Bütün başkanlar, bakanlar, vekiller hepsi kendini düşünüyor net olan tek şey budur. Bizde köpek gibi 3 kuruş için çalışıp 5 kuruşunu vergilere verelim. Özel tüketim vergisi adı altında özelimizide ziksinler.
anca kafa siker. 100 liralık rakıyı 80'e verdiğini ya da parasını sonra verirsin abi dediğini görmedim daha. anca kafa siker. çomarların samimiyet sahtekarlığından nefret ediyorum.
Mahallenin en sevilen esnafı. Kendimi bildim bileli burada. Gönlü zengindir, üçe beşe bakmaz, candandır. Dedeme benziyor diye ekstra sempatim var. Bakkala hiçbir girişimde on dakikadan kısa sürede çıktığımı hatırlamam, öyle dalarız sohbete.
içki falan da satmaz bizimki, sigara bile alsam ne işsin diye ters yapar. Kontör zamanları kontör alışımda "ooo sık sık alıyorsun, manita işleri mi?" Diye zarf atardı. Bir de bu adam rizeli, doğal komik. Dükkanda diğer müşterileri takmadan köydeymişiz gibi başlıyoruz ağızlı ağızlı konuşmaya. Her çıkışımda da "kendine iyi bak yeğenim!" diyerek beni uğurlar. Velhasıl sohbeti lezzetli, sokağımızın neşesidir.
Marketler zincirinin acımasız rekabeti bakkal mı bıraktı? Bizim gençliğimizdeki bakkalların çocukları şimdi marketler zincirinde bir reyona bakıyorlar.

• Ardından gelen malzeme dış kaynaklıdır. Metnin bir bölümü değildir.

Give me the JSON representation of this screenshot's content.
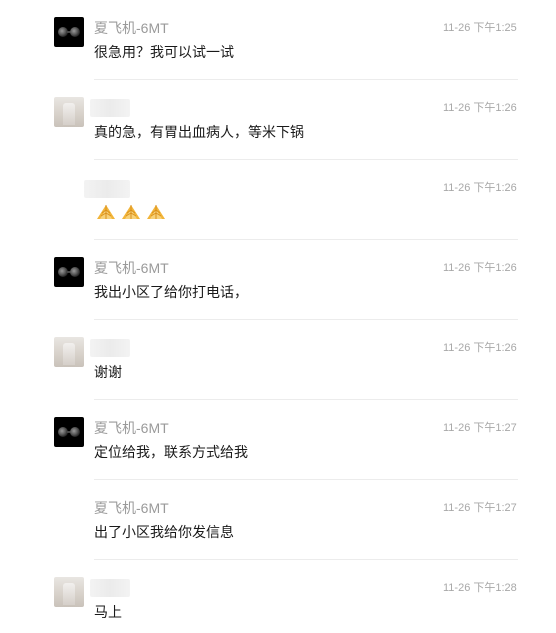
{
  "messages": [
    {
      "sender": "夏飞机-6MT",
      "time": "11-26 下午1:25",
      "text": "很急用？我可以试一试",
      "avatar": "dark"
    },
    {
      "sender": "",
      "time": "11-26 下午1:26",
      "text": "真的急，有胃出血病人，等米下锅",
      "avatar": "photo"
    },
    {
      "sender": "",
      "time": "11-26 下午1:26",
      "text": "",
      "emoji": [
        "rice-icon",
        "rice-icon",
        "rice-icon"
      ],
      "avatar": "none"
    },
    {
      "sender": "夏飞机-6MT",
      "time": "11-26 下午1:26",
      "text": "我出小区了给你打电话，",
      "avatar": "dark"
    },
    {
      "sender": "",
      "time": "11-26 下午1:26",
      "text": "谢谢",
      "avatar": "photo"
    },
    {
      "sender": "夏飞机-6MT",
      "time": "11-26 下午1:27",
      "text": "定位给我，联系方式给我",
      "avatar": "dark"
    },
    {
      "sender": "夏飞机-6MT",
      "time": "11-26 下午1:27",
      "text": "出了小区我给你发信息",
      "avatar": "none"
    },
    {
      "sender": "",
      "time": "11-26 下午1:28",
      "text": "马上",
      "avatar": "photo"
    }
  ],
  "colors": {
    "name": "#9a9a9a",
    "time": "#a8a8a8",
    "text": "#1a1a1a",
    "divider": "#ececec"
  }
}
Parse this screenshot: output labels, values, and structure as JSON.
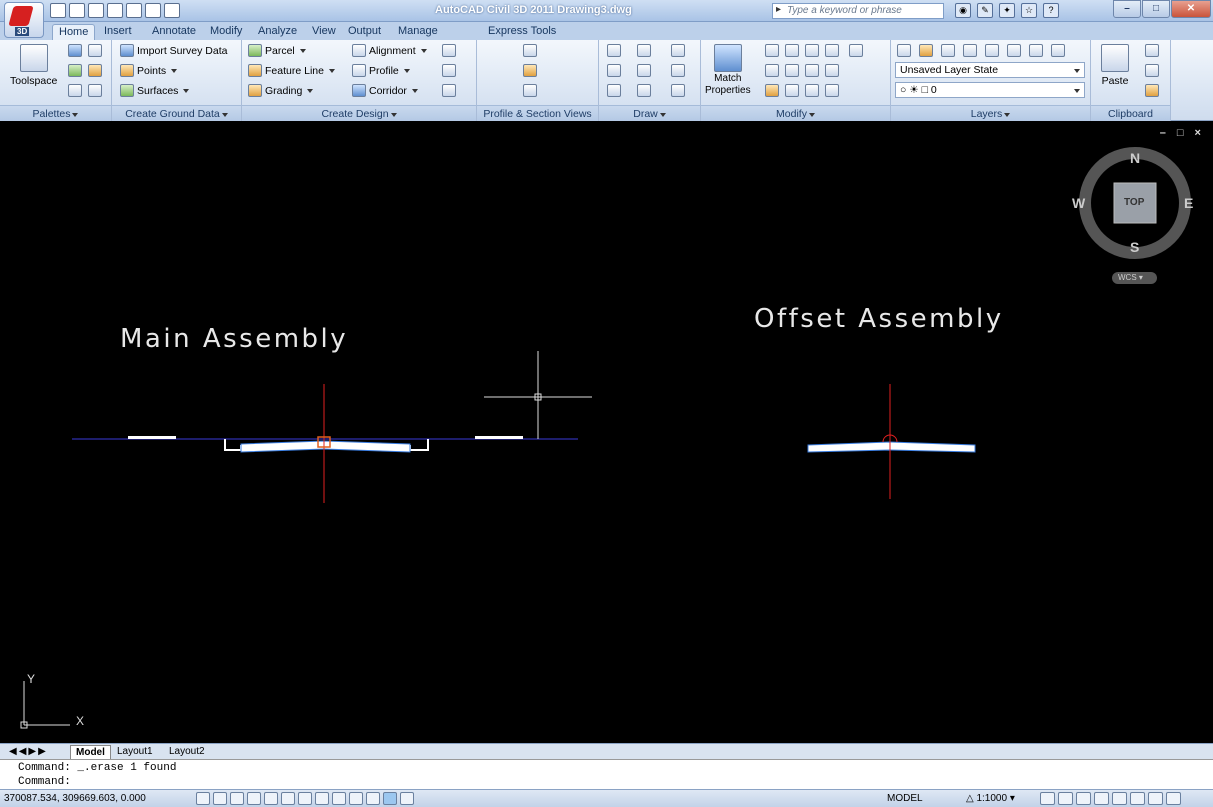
{
  "app": {
    "title": "AutoCAD Civil 3D 2011   Drawing3.dwg",
    "app_button_label": "3D",
    "search_placeholder": "Type a keyword or phrase",
    "qat_extra": "▾"
  },
  "tabs": [
    "Home",
    "Insert",
    "Annotate",
    "Modify",
    "Analyze",
    "View",
    "Output",
    "Manage",
    "Express Tools"
  ],
  "active_tab": "Home",
  "ribbon": {
    "palettes": {
      "toolspace": "Toolspace",
      "title": "Palettes"
    },
    "create_ground": {
      "import_survey": "Import Survey Data",
      "points": "Points",
      "surfaces": "Surfaces",
      "title": "Create Ground Data"
    },
    "create_design": {
      "parcel": "Parcel",
      "feature_line": "Feature Line",
      "grading": "Grading",
      "alignment": "Alignment",
      "profile": "Profile",
      "corridor": "Corridor",
      "title": "Create Design"
    },
    "profile_views": {
      "title": "Profile & Section Views"
    },
    "draw": {
      "title": "Draw"
    },
    "modify": {
      "match_line1": "Match",
      "match_line2": "Properties",
      "title": "Modify"
    },
    "layers": {
      "layer_state": "Unsaved Layer State",
      "current_layer": "0",
      "title": "Layers"
    },
    "clipboard": {
      "paste": "Paste",
      "title": "Clipboard"
    }
  },
  "viewport": {
    "main_label": "Main Assembly",
    "offset_label": "Offset Assembly",
    "viewcube": {
      "north": "N",
      "south": "S",
      "east": "E",
      "west": "W",
      "top": "TOP",
      "wcs": "WCS"
    },
    "ucs": {
      "x": "X",
      "y": "Y"
    },
    "controls": "– □ ×"
  },
  "layout_tabs": [
    "Model",
    "Layout1",
    "Layout2"
  ],
  "active_layout": "Model",
  "command": {
    "line1": "Command:  _.erase 1 found",
    "line2": "Command:"
  },
  "status": {
    "coords": "370087.534, 309669.603, 0.000",
    "model": "MODEL",
    "scale": "1:1000"
  },
  "colors": {
    "viewport_bg": "#000000",
    "baseline": "#3a3ad8",
    "marker": "#e02020",
    "assembly_fill": "#ffffff",
    "assembly_edge": "#3a7de0"
  }
}
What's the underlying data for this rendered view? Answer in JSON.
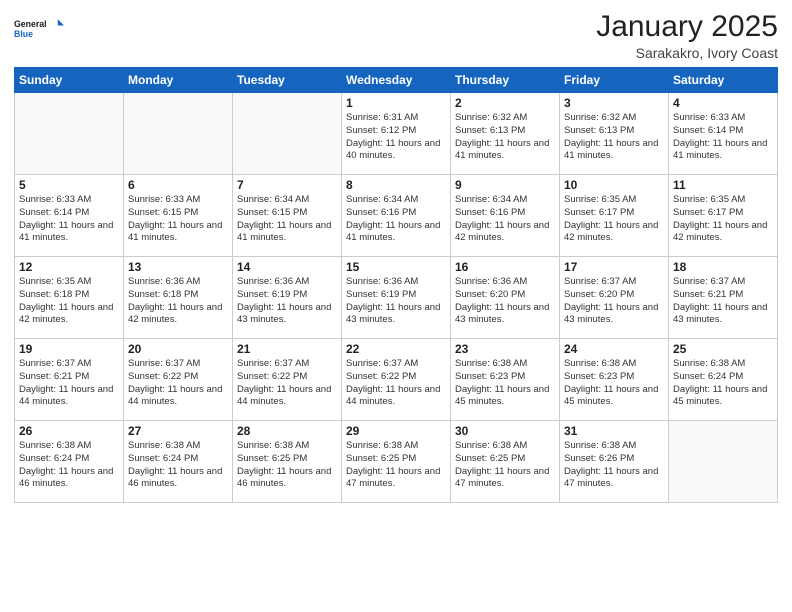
{
  "header": {
    "logo_line1": "General",
    "logo_line2": "Blue",
    "main_title": "January 2025",
    "sub_title": "Sarakakro, Ivory Coast"
  },
  "days_of_week": [
    "Sunday",
    "Monday",
    "Tuesday",
    "Wednesday",
    "Thursday",
    "Friday",
    "Saturday"
  ],
  "weeks": [
    [
      {
        "day": "",
        "sunrise": "",
        "sunset": "",
        "daylight": ""
      },
      {
        "day": "",
        "sunrise": "",
        "sunset": "",
        "daylight": ""
      },
      {
        "day": "",
        "sunrise": "",
        "sunset": "",
        "daylight": ""
      },
      {
        "day": "1",
        "sunrise": "Sunrise: 6:31 AM",
        "sunset": "Sunset: 6:12 PM",
        "daylight": "Daylight: 11 hours and 40 minutes."
      },
      {
        "day": "2",
        "sunrise": "Sunrise: 6:32 AM",
        "sunset": "Sunset: 6:13 PM",
        "daylight": "Daylight: 11 hours and 41 minutes."
      },
      {
        "day": "3",
        "sunrise": "Sunrise: 6:32 AM",
        "sunset": "Sunset: 6:13 PM",
        "daylight": "Daylight: 11 hours and 41 minutes."
      },
      {
        "day": "4",
        "sunrise": "Sunrise: 6:33 AM",
        "sunset": "Sunset: 6:14 PM",
        "daylight": "Daylight: 11 hours and 41 minutes."
      }
    ],
    [
      {
        "day": "5",
        "sunrise": "Sunrise: 6:33 AM",
        "sunset": "Sunset: 6:14 PM",
        "daylight": "Daylight: 11 hours and 41 minutes."
      },
      {
        "day": "6",
        "sunrise": "Sunrise: 6:33 AM",
        "sunset": "Sunset: 6:15 PM",
        "daylight": "Daylight: 11 hours and 41 minutes."
      },
      {
        "day": "7",
        "sunrise": "Sunrise: 6:34 AM",
        "sunset": "Sunset: 6:15 PM",
        "daylight": "Daylight: 11 hours and 41 minutes."
      },
      {
        "day": "8",
        "sunrise": "Sunrise: 6:34 AM",
        "sunset": "Sunset: 6:16 PM",
        "daylight": "Daylight: 11 hours and 41 minutes."
      },
      {
        "day": "9",
        "sunrise": "Sunrise: 6:34 AM",
        "sunset": "Sunset: 6:16 PM",
        "daylight": "Daylight: 11 hours and 42 minutes."
      },
      {
        "day": "10",
        "sunrise": "Sunrise: 6:35 AM",
        "sunset": "Sunset: 6:17 PM",
        "daylight": "Daylight: 11 hours and 42 minutes."
      },
      {
        "day": "11",
        "sunrise": "Sunrise: 6:35 AM",
        "sunset": "Sunset: 6:17 PM",
        "daylight": "Daylight: 11 hours and 42 minutes."
      }
    ],
    [
      {
        "day": "12",
        "sunrise": "Sunrise: 6:35 AM",
        "sunset": "Sunset: 6:18 PM",
        "daylight": "Daylight: 11 hours and 42 minutes."
      },
      {
        "day": "13",
        "sunrise": "Sunrise: 6:36 AM",
        "sunset": "Sunset: 6:18 PM",
        "daylight": "Daylight: 11 hours and 42 minutes."
      },
      {
        "day": "14",
        "sunrise": "Sunrise: 6:36 AM",
        "sunset": "Sunset: 6:19 PM",
        "daylight": "Daylight: 11 hours and 43 minutes."
      },
      {
        "day": "15",
        "sunrise": "Sunrise: 6:36 AM",
        "sunset": "Sunset: 6:19 PM",
        "daylight": "Daylight: 11 hours and 43 minutes."
      },
      {
        "day": "16",
        "sunrise": "Sunrise: 6:36 AM",
        "sunset": "Sunset: 6:20 PM",
        "daylight": "Daylight: 11 hours and 43 minutes."
      },
      {
        "day": "17",
        "sunrise": "Sunrise: 6:37 AM",
        "sunset": "Sunset: 6:20 PM",
        "daylight": "Daylight: 11 hours and 43 minutes."
      },
      {
        "day": "18",
        "sunrise": "Sunrise: 6:37 AM",
        "sunset": "Sunset: 6:21 PM",
        "daylight": "Daylight: 11 hours and 43 minutes."
      }
    ],
    [
      {
        "day": "19",
        "sunrise": "Sunrise: 6:37 AM",
        "sunset": "Sunset: 6:21 PM",
        "daylight": "Daylight: 11 hours and 44 minutes."
      },
      {
        "day": "20",
        "sunrise": "Sunrise: 6:37 AM",
        "sunset": "Sunset: 6:22 PM",
        "daylight": "Daylight: 11 hours and 44 minutes."
      },
      {
        "day": "21",
        "sunrise": "Sunrise: 6:37 AM",
        "sunset": "Sunset: 6:22 PM",
        "daylight": "Daylight: 11 hours and 44 minutes."
      },
      {
        "day": "22",
        "sunrise": "Sunrise: 6:37 AM",
        "sunset": "Sunset: 6:22 PM",
        "daylight": "Daylight: 11 hours and 44 minutes."
      },
      {
        "day": "23",
        "sunrise": "Sunrise: 6:38 AM",
        "sunset": "Sunset: 6:23 PM",
        "daylight": "Daylight: 11 hours and 45 minutes."
      },
      {
        "day": "24",
        "sunrise": "Sunrise: 6:38 AM",
        "sunset": "Sunset: 6:23 PM",
        "daylight": "Daylight: 11 hours and 45 minutes."
      },
      {
        "day": "25",
        "sunrise": "Sunrise: 6:38 AM",
        "sunset": "Sunset: 6:24 PM",
        "daylight": "Daylight: 11 hours and 45 minutes."
      }
    ],
    [
      {
        "day": "26",
        "sunrise": "Sunrise: 6:38 AM",
        "sunset": "Sunset: 6:24 PM",
        "daylight": "Daylight: 11 hours and 46 minutes."
      },
      {
        "day": "27",
        "sunrise": "Sunrise: 6:38 AM",
        "sunset": "Sunset: 6:24 PM",
        "daylight": "Daylight: 11 hours and 46 minutes."
      },
      {
        "day": "28",
        "sunrise": "Sunrise: 6:38 AM",
        "sunset": "Sunset: 6:25 PM",
        "daylight": "Daylight: 11 hours and 46 minutes."
      },
      {
        "day": "29",
        "sunrise": "Sunrise: 6:38 AM",
        "sunset": "Sunset: 6:25 PM",
        "daylight": "Daylight: 11 hours and 47 minutes."
      },
      {
        "day": "30",
        "sunrise": "Sunrise: 6:38 AM",
        "sunset": "Sunset: 6:25 PM",
        "daylight": "Daylight: 11 hours and 47 minutes."
      },
      {
        "day": "31",
        "sunrise": "Sunrise: 6:38 AM",
        "sunset": "Sunset: 6:26 PM",
        "daylight": "Daylight: 11 hours and 47 minutes."
      },
      {
        "day": "",
        "sunrise": "",
        "sunset": "",
        "daylight": ""
      }
    ]
  ]
}
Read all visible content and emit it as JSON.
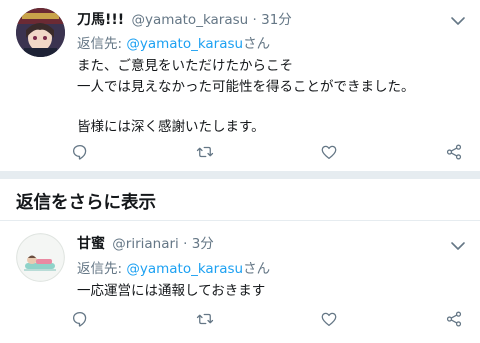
{
  "tweet1": {
    "display_name": "刀馬!!!",
    "handle": "@yamato_karasu",
    "separator_dot": "·",
    "time": "31分",
    "reply_prefix": "返信先: ",
    "reply_mention": "@yamato_karasu",
    "reply_suffix": "さん",
    "lines": [
      "また、ご意見をいただけたからこそ",
      "一人では見えなかった可能性を得ることができました。",
      "皆様には深く感謝いたします。"
    ]
  },
  "more_replies": {
    "label": "返信をさらに表示"
  },
  "tweet2": {
    "display_name": "甘蜜",
    "handle": "@ririanari",
    "separator_dot": "·",
    "time": "3分",
    "reply_prefix": "返信先: ",
    "reply_mention": "@yamato_karasu",
    "reply_suffix": "さん",
    "lines": [
      "一応運営には通報しておきます"
    ]
  },
  "icons": {
    "reply": "reply-icon",
    "retweet": "retweet-icon",
    "like": "heart-icon",
    "share": "share-icon",
    "menu": "chevron-down-icon"
  },
  "colors": {
    "link": "#1da1f2",
    "secondary_text": "#657786",
    "icon": "#657786",
    "separator": "#e6ecf0"
  }
}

Hükümetin en kısa zamanda " al sat " işi yapan, özellikle dışardan gelmiş yabancı sermayeye ayar vermesi gerek. Yoksa yeni türkiye de adil bir gelir dağılımından bahsedemeyiz.
Öyle babacan bakkallar vardır ki yediği menemeni bile ikram eder. Paranız olmadığında veresiye defterine yazar hatta sigaraya zam geldiğinde ve haberiniz olmadığında bir seferlik eski fiyatından satar.